Checking Tread Depth and Wear
There are a few indicators that it’s time for new tires, one of the most important being tread depth. If there isn’t enough tread, there isn’t enough stopping and steering performance. Look for horizontal rubber bars, known as “wear bars”, which run perpendicular to the tread across the tire’s face: they’re hard to see on a good tire, but easy to spot on a worn one.
You can use a tread-depth gauge, an inexpensive purchase at auto-parts stores, to measure the depth: at 4/32 (of an inch) or 3/32 you should consider replacement, and at 2/32 you’re in the “not safe” and “replace immediately” zone. You can also use the “Bluenose Test” by putting a dime upside down in the tread. If you can see all the Bluenose ship’s sails, it’s time for new rubber.
Other warning signs can include increased stopping distances or poor steering response; bulges or cuts on the tire sidewall; deep cuts across the tread; or too many puncture repairs.
When buying new tires, Chan recommends buying the same size and rating as when the vehicle was originally delivered. This includes load ratings for pickup trucks or large SUVs, and speed ratings for performance vehicles. If you’re buying winter tires for a vehicle with large wheels and lower-profile tires, it’s possible to buy smaller replacement wheels and winter tires with taller sidewalls – keeping the outside diameter the same – to reduce the possibility of pothole damage.
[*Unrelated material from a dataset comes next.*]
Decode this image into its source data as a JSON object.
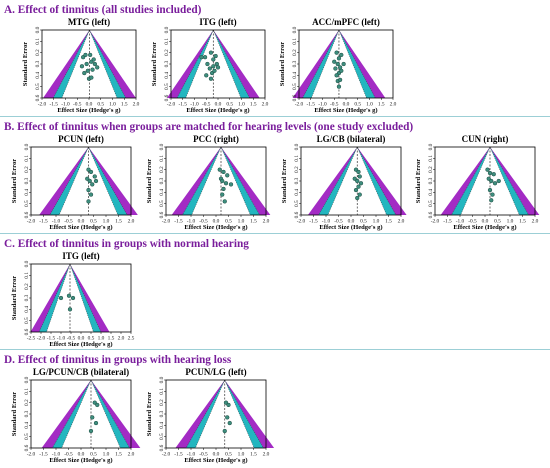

Look at the tire’s warranty as well. Continental’s Total Confidence plan is one of the few with a one-year road hazard warranty, Chan says, in addition to defect warranty, roadside assistance, and a trial satisfaction period.
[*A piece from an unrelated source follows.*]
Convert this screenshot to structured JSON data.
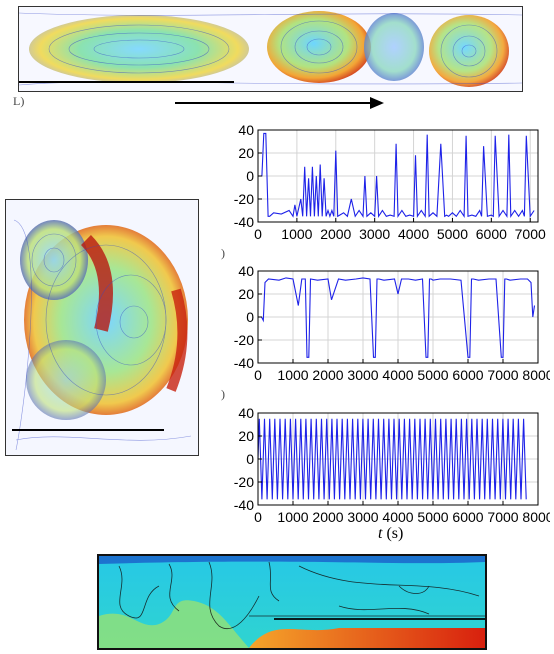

New Continental and General Tire Offerings
Here’s a closer look at the three tires showcased at the event.
Continental PureContact LS
This all-season tire replaces the previous PureContact, with a new tread pattern and compound that maintains the tire’s wet and dry performance, but with less rolling resistance (which helps improve fuel economy) and longer tread wear. The “LS” stands for Luxury Sport and is intended for luxury sedans and coupes, as well as crossovers and minivans.
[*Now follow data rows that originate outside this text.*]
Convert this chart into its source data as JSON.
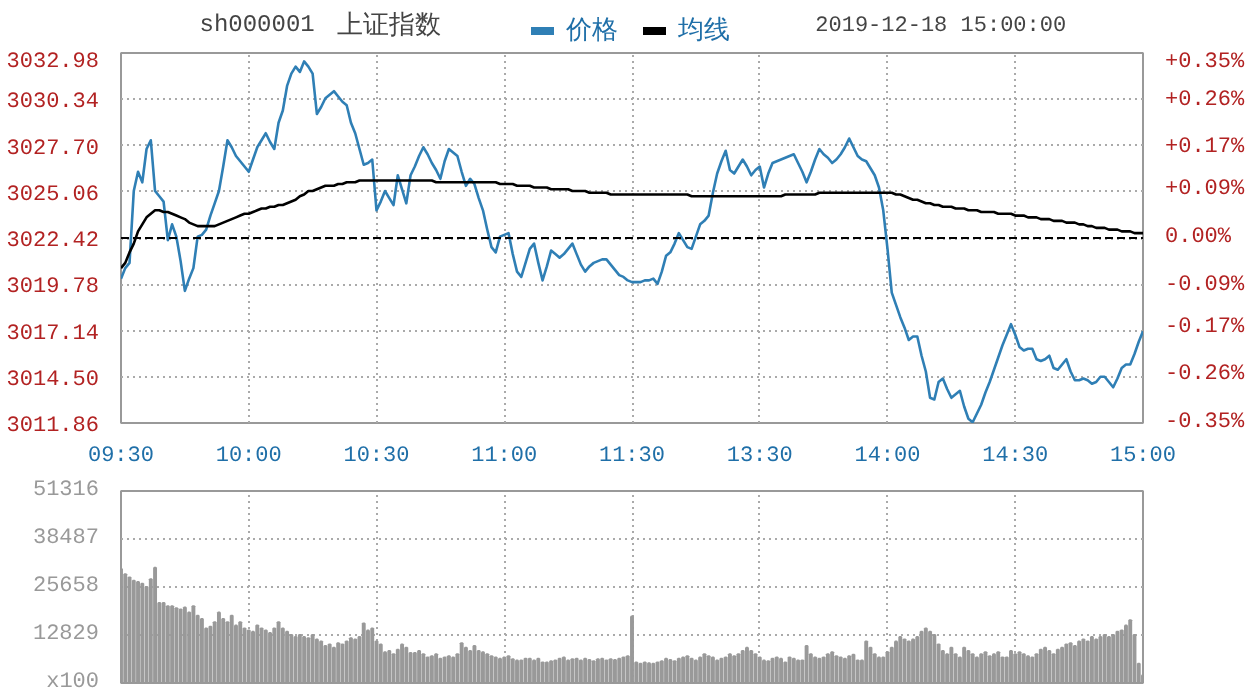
{
  "chart_data": [
    {
      "type": "line",
      "title": "上证指数",
      "subtitle": "sh000001",
      "annotations": [
        "2019-12-18 15:00:00"
      ],
      "categories": [
        "09:30",
        null,
        null,
        null,
        null,
        null,
        null,
        null,
        null,
        null,
        null,
        null,
        null,
        null,
        null,
        null,
        null,
        null,
        null,
        null,
        null,
        null,
        null,
        null,
        null,
        null,
        null,
        null,
        null,
        null,
        "10:00",
        null,
        null,
        null,
        null,
        null,
        null,
        null,
        null,
        null,
        null,
        null,
        null,
        null,
        null,
        null,
        null,
        null,
        null,
        null,
        null,
        null,
        null,
        null,
        null,
        null,
        null,
        null,
        null,
        null,
        "10:30",
        null,
        null,
        null,
        null,
        null,
        null,
        null,
        null,
        null,
        null,
        null,
        null,
        null,
        null,
        null,
        null,
        null,
        null,
        null,
        null,
        null,
        null,
        null,
        null,
        null,
        null,
        null,
        null,
        null,
        "11:00",
        null,
        null,
        null,
        null,
        null,
        null,
        null,
        null,
        null,
        null,
        null,
        null,
        null,
        null,
        null,
        null,
        null,
        null,
        null,
        null,
        null,
        null,
        null,
        null,
        null,
        null,
        null,
        null,
        null,
        "11:30",
        null,
        null,
        null,
        null,
        null,
        null,
        null,
        null,
        null,
        null,
        null,
        null,
        null,
        null,
        null,
        null,
        null,
        null,
        null,
        null,
        null,
        null,
        null,
        null,
        null,
        null,
        null,
        null,
        null,
        "13:30",
        null,
        null,
        null,
        null,
        null,
        null,
        null,
        null,
        null,
        null,
        null,
        null,
        null,
        null,
        null,
        null,
        null,
        null,
        null,
        null,
        null,
        null,
        null,
        null,
        null,
        null,
        null,
        null,
        null,
        "14:00",
        null,
        null,
        null,
        null,
        null,
        null,
        null,
        null,
        null,
        null,
        null,
        null,
        null,
        null,
        null,
        null,
        null,
        null,
        null,
        null,
        null,
        null,
        null,
        null,
        null,
        null,
        null,
        null,
        null,
        "14:30",
        null,
        null,
        null,
        null,
        null,
        null,
        null,
        null,
        null,
        null,
        null,
        null,
        null,
        null,
        null,
        null,
        null,
        null,
        null,
        null,
        null,
        null,
        null,
        null,
        null,
        null,
        null,
        null,
        null,
        "15:00"
      ],
      "ylim": [
        3011.86,
        3032.98
      ],
      "yticks": [
        {
          "value": 3011.86,
          "label": "3011.86"
        },
        {
          "value": 3014.5,
          "label": "3014.50"
        },
        {
          "value": 3017.14,
          "label": "3017.14"
        },
        {
          "value": 3019.78,
          "label": "3019.78"
        },
        {
          "value": 3022.42,
          "label": "3022.42"
        },
        {
          "value": 3025.06,
          "label": "3025.06"
        },
        {
          "value": 3027.7,
          "label": "3027.70"
        },
        {
          "value": 3030.34,
          "label": "3030.34"
        },
        {
          "value": 3032.98,
          "label": "3032.98"
        }
      ],
      "y2lim": [
        -0.35,
        0.35
      ],
      "y2ticks": [
        {
          "value": -0.35,
          "label": "-0.35%"
        },
        {
          "value": -0.26,
          "label": "-0.26%"
        },
        {
          "value": -0.17,
          "label": "-0.17%"
        },
        {
          "value": -0.09,
          "label": "-0.09%"
        },
        {
          "value": 0,
          "label": "0.00%"
        },
        {
          "value": 0.09,
          "label": "+0.09%"
        },
        {
          "value": 0.17,
          "label": "+0.17%"
        },
        {
          "value": 0.26,
          "label": "+0.26%"
        },
        {
          "value": 0.35,
          "label": "+0.35%"
        }
      ],
      "grid": true,
      "legend": "top",
      "line_style": "solid",
      "ref_lines": [
        {
          "axis": "y",
          "value": 3022.42,
          "color": "#000000",
          "line_style": "dashed"
        }
      ],
      "series": [
        {
          "name": "价格",
          "color": "#2f7fb5",
          "values": [
            3020.1,
            3020.7,
            3021.0,
            3025.1,
            3026.2,
            3025.6,
            3027.5,
            3028.0,
            3025.1,
            3024.8,
            3024.5,
            3022.3,
            3023.2,
            3022.5,
            3021.1,
            3019.4,
            3020.1,
            3020.7,
            3022.5,
            3022.6,
            3022.9,
            3023.7,
            3024.4,
            3025.1,
            3026.5,
            3028.0,
            3027.6,
            3027.1,
            3026.8,
            3026.5,
            3026.2,
            3026.9,
            3027.6,
            3028.0,
            3028.4,
            3027.9,
            3027.5,
            3029.0,
            3029.7,
            3031.1,
            3031.8,
            3032.2,
            3031.9,
            3032.5,
            3032.2,
            3031.8,
            3029.5,
            3029.9,
            3030.4,
            3030.6,
            3030.8,
            3030.5,
            3030.2,
            3030.0,
            3029.0,
            3028.4,
            3027.5,
            3026.6,
            3026.7,
            3026.9,
            3024.0,
            3024.5,
            3025.1,
            3024.7,
            3024.3,
            3026.0,
            3025.2,
            3024.4,
            3026.0,
            3026.5,
            3027.1,
            3027.6,
            3027.2,
            3026.7,
            3026.3,
            3025.8,
            3026.8,
            3027.5,
            3027.3,
            3027.1,
            3026.2,
            3025.4,
            3025.8,
            3025.5,
            3024.7,
            3024.0,
            3022.9,
            3021.9,
            3021.6,
            3022.5,
            3022.6,
            3022.7,
            3021.5,
            3020.5,
            3020.2,
            3021.0,
            3021.8,
            3022.1,
            3021.0,
            3020.0,
            3020.8,
            3021.7,
            3021.5,
            3021.3,
            3021.5,
            3021.8,
            3022.1,
            3021.5,
            3020.9,
            3020.5,
            3020.8,
            3021.0,
            3021.1,
            3021.2,
            3021.2,
            3020.9,
            3020.6,
            3020.3,
            3020.2,
            3020.0,
            3019.9,
            3019.9,
            3019.9,
            3020.0,
            3020.0,
            3020.1,
            3019.8,
            3020.5,
            3021.4,
            3021.6,
            3022.1,
            3022.7,
            3022.3,
            3021.9,
            3021.8,
            3022.5,
            3023.2,
            3023.4,
            3023.7,
            3025.0,
            3026.1,
            3026.8,
            3027.4,
            3026.3,
            3026.1,
            3026.5,
            3026.9,
            3026.5,
            3026.0,
            3026.3,
            3026.5,
            3025.3,
            3026.1,
            3026.7,
            3026.8,
            3026.9,
            3027.0,
            3027.1,
            3027.2,
            3026.7,
            3026.2,
            3025.6,
            3026.2,
            3026.9,
            3027.5,
            3027.2,
            3027.0,
            3026.7,
            3026.9,
            3027.2,
            3027.6,
            3028.1,
            3027.6,
            3027.1,
            3026.9,
            3026.8,
            3026.4,
            3026.0,
            3025.3,
            3024.0,
            3021.8,
            3019.3,
            3018.6,
            3017.9,
            3017.3,
            3016.6,
            3016.8,
            3016.8,
            3015.7,
            3014.8,
            3013.3,
            3013.2,
            3014.2,
            3014.4,
            3013.8,
            3013.3,
            3013.5,
            3013.7,
            3012.8,
            3012.1,
            3011.9,
            3012.4,
            3012.9,
            3013.6,
            3014.2,
            3014.9,
            3015.6,
            3016.3,
            3016.9,
            3017.5,
            3016.9,
            3016.2,
            3016.0,
            3016.1,
            3016.1,
            3015.5,
            3015.4,
            3015.5,
            3015.7,
            3015.0,
            3014.9,
            3015.2,
            3015.5,
            3014.8,
            3014.3,
            3014.3,
            3014.4,
            3014.3,
            3014.1,
            3014.2,
            3014.5,
            3014.5,
            3014.2,
            3013.9,
            3014.4,
            3015.0,
            3015.2,
            3015.2,
            3015.8,
            3016.5,
            3017.1
          ]
        },
        {
          "name": "均线",
          "color": "#000000",
          "values": [
            3020.7,
            3021.0,
            3021.6,
            3022.1,
            3022.8,
            3023.2,
            3023.6,
            3023.8,
            3024.0,
            3024.0,
            3023.9,
            3023.9,
            3023.8,
            3023.7,
            3023.6,
            3023.5,
            3023.3,
            3023.2,
            3023.1,
            3023.1,
            3023.1,
            3023.1,
            3023.1,
            3023.2,
            3023.3,
            3023.4,
            3023.5,
            3023.6,
            3023.7,
            3023.8,
            3023.8,
            3023.9,
            3024.0,
            3024.1,
            3024.1,
            3024.2,
            3024.2,
            3024.3,
            3024.3,
            3024.4,
            3024.5,
            3024.6,
            3024.8,
            3024.9,
            3025.1,
            3025.1,
            3025.2,
            3025.3,
            3025.4,
            3025.4,
            3025.4,
            3025.5,
            3025.5,
            3025.6,
            3025.6,
            3025.6,
            3025.7,
            3025.7,
            3025.7,
            3025.7,
            3025.7,
            3025.7,
            3025.7,
            3025.7,
            3025.7,
            3025.7,
            3025.7,
            3025.7,
            3025.7,
            3025.7,
            3025.7,
            3025.7,
            3025.7,
            3025.7,
            3025.6,
            3025.6,
            3025.6,
            3025.6,
            3025.6,
            3025.6,
            3025.6,
            3025.6,
            3025.6,
            3025.6,
            3025.6,
            3025.6,
            3025.6,
            3025.6,
            3025.6,
            3025.5,
            3025.5,
            3025.5,
            3025.5,
            3025.4,
            3025.4,
            3025.4,
            3025.4,
            3025.3,
            3025.3,
            3025.3,
            3025.3,
            3025.2,
            3025.2,
            3025.2,
            3025.2,
            3025.2,
            3025.1,
            3025.1,
            3025.1,
            3025.1,
            3025.0,
            3025.0,
            3025.0,
            3025.0,
            3025.0,
            3024.9,
            3024.9,
            3024.9,
            3024.9,
            3024.9,
            3024.9,
            3024.9,
            3024.9,
            3024.9,
            3024.9,
            3024.9,
            3024.9,
            3024.9,
            3024.9,
            3024.9,
            3024.9,
            3024.9,
            3024.9,
            3024.9,
            3024.8,
            3024.8,
            3024.8,
            3024.8,
            3024.8,
            3024.8,
            3024.8,
            3024.8,
            3024.8,
            3024.8,
            3024.8,
            3024.8,
            3024.8,
            3024.8,
            3024.8,
            3024.8,
            3024.8,
            3024.8,
            3024.8,
            3024.8,
            3024.8,
            3024.8,
            3024.9,
            3024.9,
            3024.9,
            3024.9,
            3024.9,
            3024.9,
            3024.9,
            3024.9,
            3025.0,
            3025.0,
            3025.0,
            3025.0,
            3025.0,
            3025.0,
            3025.0,
            3025.0,
            3025.0,
            3025.0,
            3025.0,
            3025.0,
            3025.0,
            3025.0,
            3025.0,
            3025.0,
            3025.0,
            3025.0,
            3024.9,
            3024.9,
            3024.8,
            3024.7,
            3024.6,
            3024.6,
            3024.5,
            3024.4,
            3024.4,
            3024.3,
            3024.3,
            3024.2,
            3024.2,
            3024.2,
            3024.1,
            3024.1,
            3024.1,
            3024.0,
            3024.0,
            3024.0,
            3023.9,
            3023.9,
            3023.9,
            3023.9,
            3023.8,
            3023.8,
            3023.8,
            3023.8,
            3023.7,
            3023.7,
            3023.7,
            3023.6,
            3023.6,
            3023.6,
            3023.5,
            3023.5,
            3023.5,
            3023.4,
            3023.4,
            3023.4,
            3023.3,
            3023.3,
            3023.3,
            3023.2,
            3023.2,
            3023.1,
            3023.1,
            3023.0,
            3023.0,
            3023.0,
            3022.9,
            3022.9,
            3022.9,
            3022.8,
            3022.8,
            3022.8,
            3022.7,
            3022.7,
            3022.7
          ]
        }
      ]
    },
    {
      "type": "bar",
      "grid": true,
      "color": "#999999",
      "categories": [
        null,
        null,
        null,
        null,
        null,
        null,
        null,
        null,
        null,
        null,
        null,
        null,
        null,
        null,
        null,
        null,
        null,
        null,
        null,
        null,
        null,
        null,
        null,
        null,
        null,
        null,
        null,
        null,
        null,
        null,
        null,
        null,
        null,
        null,
        null,
        null,
        null,
        null,
        null,
        null,
        null,
        null,
        null,
        null,
        null,
        null,
        null,
        null,
        null,
        null,
        null,
        null,
        null,
        null,
        null,
        null,
        null,
        null,
        null,
        null,
        null,
        null,
        null,
        null,
        null,
        null,
        null,
        null,
        null,
        null,
        null,
        null,
        null,
        null,
        null,
        null,
        null,
        null,
        null,
        null,
        null,
        null,
        null,
        null,
        null,
        null,
        null,
        null,
        null,
        null,
        null,
        null,
        null,
        null,
        null,
        null,
        null,
        null,
        null,
        null,
        null,
        null,
        null,
        null,
        null,
        null,
        null,
        null,
        null,
        null,
        null,
        null,
        null,
        null,
        null,
        null,
        null,
        null,
        null,
        null,
        null,
        null,
        null,
        null,
        null,
        null,
        null,
        null,
        null,
        null,
        null,
        null,
        null,
        null,
        null,
        null,
        null,
        null,
        null,
        null,
        null,
        null,
        null,
        null,
        null,
        null,
        null,
        null,
        null,
        null,
        null,
        null,
        null,
        null,
        null,
        null,
        null,
        null,
        null,
        null,
        null,
        null,
        null,
        null,
        null,
        null,
        null,
        null,
        null,
        null,
        null,
        null,
        null,
        null,
        null,
        null,
        null,
        null,
        null,
        null,
        null,
        null,
        null,
        null,
        null,
        null,
        null,
        null,
        null,
        null,
        null,
        null,
        null,
        null,
        null,
        null,
        null,
        null,
        null,
        null,
        null,
        null,
        null,
        null,
        null,
        null,
        null,
        null,
        null,
        null,
        null,
        null,
        null,
        null,
        null,
        null,
        null,
        null,
        null,
        null,
        null,
        null,
        null,
        null,
        null,
        null,
        null,
        null,
        null,
        null,
        null,
        null,
        null,
        null,
        null,
        null,
        null,
        null,
        null,
        null,
        null
      ],
      "ylim": [
        0,
        51316
      ],
      "yticks": [
        {
          "value": 0,
          "label": "x100"
        },
        12829,
        25658,
        38487,
        51316
      ],
      "values": [
        30440,
        29070,
        28220,
        27360,
        27020,
        26510,
        25650,
        27700,
        30780,
        21380,
        21380,
        20520,
        20520,
        20010,
        19670,
        20180,
        18810,
        20520,
        17960,
        17100,
        14540,
        15050,
        16250,
        18810,
        17100,
        16250,
        17960,
        15390,
        16250,
        14540,
        14020,
        13680,
        15390,
        14540,
        14020,
        13340,
        14540,
        16250,
        14540,
        13680,
        12830,
        12310,
        12830,
        12310,
        11970,
        12830,
        11630,
        11120,
        9920,
        10260,
        9410,
        10600,
        10260,
        11120,
        11970,
        11630,
        12310,
        15900,
        14020,
        14540,
        11120,
        10260,
        8210,
        8550,
        7700,
        8890,
        10260,
        9410,
        8040,
        8040,
        8550,
        7700,
        6840,
        7180,
        7700,
        6500,
        6840,
        7180,
        6840,
        7700,
        10600,
        9410,
        8550,
        9920,
        8550,
        8210,
        7700,
        7180,
        6840,
        6500,
        6840,
        7180,
        6330,
        5990,
        5990,
        6500,
        6500,
        5990,
        6500,
        5470,
        5470,
        5810,
        5990,
        6500,
        6840,
        5990,
        6330,
        6500,
        5990,
        6500,
        6160,
        5810,
        6330,
        6500,
        5990,
        6330,
        6160,
        6500,
        6840,
        7180,
        17780,
        5470,
        5130,
        5470,
        5300,
        5130,
        5470,
        5810,
        6500,
        6160,
        5810,
        6500,
        6840,
        7180,
        6500,
        5990,
        6840,
        7700,
        7180,
        6840,
        5990,
        6500,
        6840,
        7700,
        7180,
        7700,
        8550,
        9410,
        8550,
        7700,
        6840,
        5990,
        5810,
        6500,
        6840,
        6500,
        5470,
        6840,
        6500,
        5990,
        5990,
        9920,
        7700,
        6840,
        6500,
        6840,
        7700,
        8210,
        7180,
        6840,
        6500,
        7180,
        7520,
        5990,
        5990,
        11120,
        9410,
        7700,
        6840,
        6840,
        8210,
        9410,
        11120,
        12310,
        11630,
        11120,
        11630,
        12310,
        13680,
        14540,
        13680,
        12830,
        10260,
        8550,
        7700,
        9410,
        7700,
        6840,
        9410,
        8550,
        7700,
        6840,
        7700,
        8210,
        7180,
        7700,
        8210,
        6840,
        6840,
        8550,
        7700,
        8210,
        7700,
        7180,
        6840,
        7700,
        8890,
        9410,
        8550,
        7700,
        8890,
        9410,
        10260,
        10600,
        9920,
        11120,
        11630,
        11120,
        12310,
        11630,
        12310,
        12830,
        12310,
        12830,
        13680,
        14020,
        15390,
        16760,
        12830,
        5130,
        2050
      ]
    }
  ]
}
The company says the new tread pattern reduces road noise by 50 percent compared to its predecessor, while a chemical additive in the compound improves grip on wet or slippery roads. An absorption layer under the tread smooths out the ride. The tire goes on sale in January 2019, available for 16- to 20-inch rims.
General Tire Grabber A/Tx
This all-terrain tire replaces the Grabber AT² and is meant for Jeeps, pickup trucks and SUVs. The tread features large voids to reduce mud build-up and protruding shoulder blocks to reduce rock damage. The tread pattern and an absorption layer under it reduce noise during on-road driving.
The Grabber A/Tx is an all-weather tire with the three-peak mountain-snowflake logo, meaning it qualifies for winter use where required by law or for insurance discounts. It can also be studded. It comes in sizes from 14- to 20-inch rims (LT-Metric, Flotation, and select Metric sizes) with an MSRP between $214 and $788 depending on size.
General Tire G-MAX RS
The G-MAX RS is General’s first summer UHP (ultra-high-performance) tire, intended for sports and muscle cars. The emphasis is on dry-weather handling, but the silica-rich compound provides grip on wet surfaces, and the large circumferential grooves evacuate water to reduce the possibility of hydroplaning.
It comes in sizes ranging from 16- to 20-inch rims, with MSRP between $180 and $584, and with a 45-day trial warranty. The tire features a unique tread wear monitor: the letters in REPLACEMENT TIRE MONITOR are at different depths, and when the tread gets low enough, it changes to REPLACE TIRE – and we think it’s the coolest thing we’ve seen on a tire yet.